Growing Home PC Use for Work Puts Cybersecurity at Risk, Experts Warn
Study finds 62% use private devices for remote work
A survey conducted by NordVPN revealed that 62% of employees are extremely vulnerable to cybersecurity attacks due to using personal computers for remote work during the Coronavirus pandemic. A total of 42% claimed to use personal devices exclusively, and 20% switched between personal and company laptops depending on convenience.
These findings have alarmed cybersecurity experts.
“Personal laptops might lack the necessary security software, such as an ant-virus, a business VPN, and others,” said Daniel Markuson, a digital privacy expert at NordVPN. “On top of that, people tend to be more relaxed when using personal computers and download games, browse dodgy websites, and click suspicious links.”
What’s interesting is that a whopping 28% of these users are IT professionals — people who should be aware of the risks associated with using personal gadgets.
However, despite failing to take the appropriate security measures, most respondents were incredibly organized when it came to working from home — 74% had a dedicated office or desk for work, 11% used the kitchen table, 5% worked from the sofa, and 3% had no set comfortable place and moved around. Only 2% of all respondents worked from their beds.
The good news is that people don’t feel like their work-life balance is suffering. Approximately 48% had no trouble separating their work from their free time, 33% had difficulty in balancing work and leisure, and 18% were undecided.
“It is important to maintain a healthy work-life balance,” Markuson said. “Data from our business VPN solution NordVPN Teams shows that people tend to work two hours more on average when working from home.”
According to him, daily server loads of NordVPN Teams, a product only used for work purposes, revealed that the average workday is now approaching 11 hours — people are spending up to three hours longer logged into business VPNs. This enormous (37.5%) jump in working hours was chiefly recorded in the U.S., but the numbers have been rising all over the world — the U.K., Canada, France, Spain, and other European countries, for example, saw a hefty two-hour increase.
People also seem to be careful when it comes to new apps — 54% of all respondents hadn’t downloaded any new apps since the lockdown began. Of those who had, 24% downloaded new apps deemed necessary by their employer, 12% downloaded apps for leisure (such as exercise, cooking, or gaming apps), but only 8% downloaded productivity apps.

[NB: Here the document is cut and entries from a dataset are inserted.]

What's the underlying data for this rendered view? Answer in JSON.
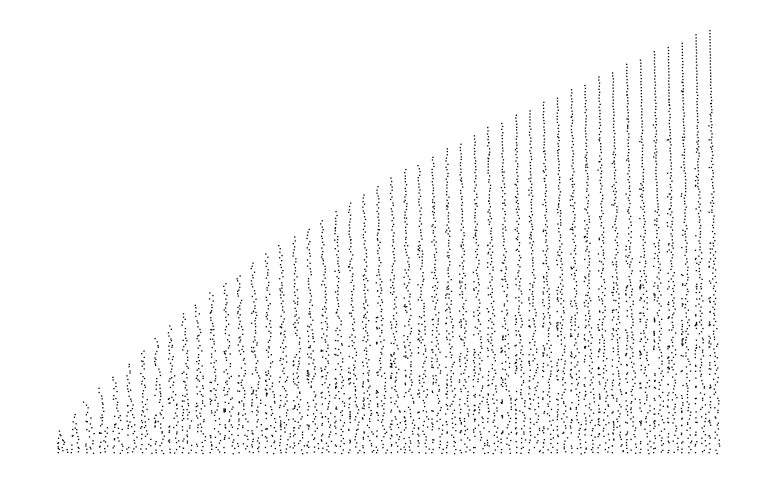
{
  "chart_data": {
    "type": "scatter",
    "title": "",
    "xlabel": "",
    "ylabel": "",
    "axes_visible": false,
    "grid": false,
    "legend": "none",
    "colors": {
      "marker": "#000000",
      "background": "#ffffff"
    },
    "x_range": [
      0,
      50
    ],
    "y_range": [
      0,
      1
    ],
    "series": [
      {
        "values_note_free": true,
        "columns": [
          {
            "x": 1,
            "y_max": 0.05
          },
          {
            "x": 2,
            "y_max": 0.09
          },
          {
            "x": 3,
            "y_max": 0.12
          },
          {
            "x": 4,
            "y_max": 0.15
          },
          {
            "x": 5,
            "y_max": 0.18
          },
          {
            "x": 6,
            "y_max": 0.21
          },
          {
            "x": 7,
            "y_max": 0.24
          },
          {
            "x": 8,
            "y_max": 0.27
          },
          {
            "x": 9,
            "y_max": 0.3
          },
          {
            "x": 10,
            "y_max": 0.33
          },
          {
            "x": 11,
            "y_max": 0.35
          },
          {
            "x": 12,
            "y_max": 0.38
          },
          {
            "x": 13,
            "y_max": 0.4
          },
          {
            "x": 14,
            "y_max": 0.42
          },
          {
            "x": 15,
            "y_max": 0.45
          },
          {
            "x": 16,
            "y_max": 0.47
          },
          {
            "x": 17,
            "y_max": 0.49
          },
          {
            "x": 18,
            "y_max": 0.51
          },
          {
            "x": 19,
            "y_max": 0.53
          },
          {
            "x": 20,
            "y_max": 0.55
          },
          {
            "x": 21,
            "y_max": 0.57
          },
          {
            "x": 22,
            "y_max": 0.59
          },
          {
            "x": 23,
            "y_max": 0.61
          },
          {
            "x": 24,
            "y_max": 0.63
          },
          {
            "x": 25,
            "y_max": 0.65
          },
          {
            "x": 26,
            "y_max": 0.67
          },
          {
            "x": 27,
            "y_max": 0.68
          },
          {
            "x": 28,
            "y_max": 0.7
          },
          {
            "x": 29,
            "y_max": 0.72
          },
          {
            "x": 30,
            "y_max": 0.73
          },
          {
            "x": 31,
            "y_max": 0.75
          },
          {
            "x": 32,
            "y_max": 0.77
          },
          {
            "x": 33,
            "y_max": 0.78
          },
          {
            "x": 34,
            "y_max": 0.8
          },
          {
            "x": 35,
            "y_max": 0.81
          },
          {
            "x": 36,
            "y_max": 0.83
          },
          {
            "x": 37,
            "y_max": 0.84
          },
          {
            "x": 38,
            "y_max": 0.86
          },
          {
            "x": 39,
            "y_max": 0.87
          },
          {
            "x": 40,
            "y_max": 0.89
          },
          {
            "x": 41,
            "y_max": 0.9
          },
          {
            "x": 42,
            "y_max": 0.92
          },
          {
            "x": 43,
            "y_max": 0.93
          },
          {
            "x": 44,
            "y_max": 0.95
          },
          {
            "x": 45,
            "y_max": 0.96
          },
          {
            "x": 46,
            "y_max": 0.97
          },
          {
            "x": 47,
            "y_max": 0.99
          },
          {
            "x": 48,
            "y_max": 1.0
          }
        ]
      }
    ]
  }
}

“It’s a good idea to research and install apps that could make you more productive, help manage your day-to-day tasks, and keep you secure online,” Markuson said. “Employing a password manager with a secure sharing function, such as NordPass, could be a good alternative to sending credentials via DM or email. People often forget that it can be unsafe to simply send passwords via a messaging platform or email. If you do, make sure you delete the message immediately after the password was saved somewhere else. Otherwise, you risk compromising the password in case of a data breach.”
When it comes to free time, the findings mirror the high spike in streaming service use — 72% of the surveyed were watching TV series or movies at home. Other popular activities included spring cleaning, household chores, reading books, learning new things, playing computer games, and chatting online with family and friends.
In the end, 43% of respondents thought that they were more productive when working from home, compared to 36% who felt ambiguous about the situation and only 19% who claimed they were less productive.
This study was conducted over the last two weeks of March. In total, 5,000 people who were working from home due to social distancing were surveyed.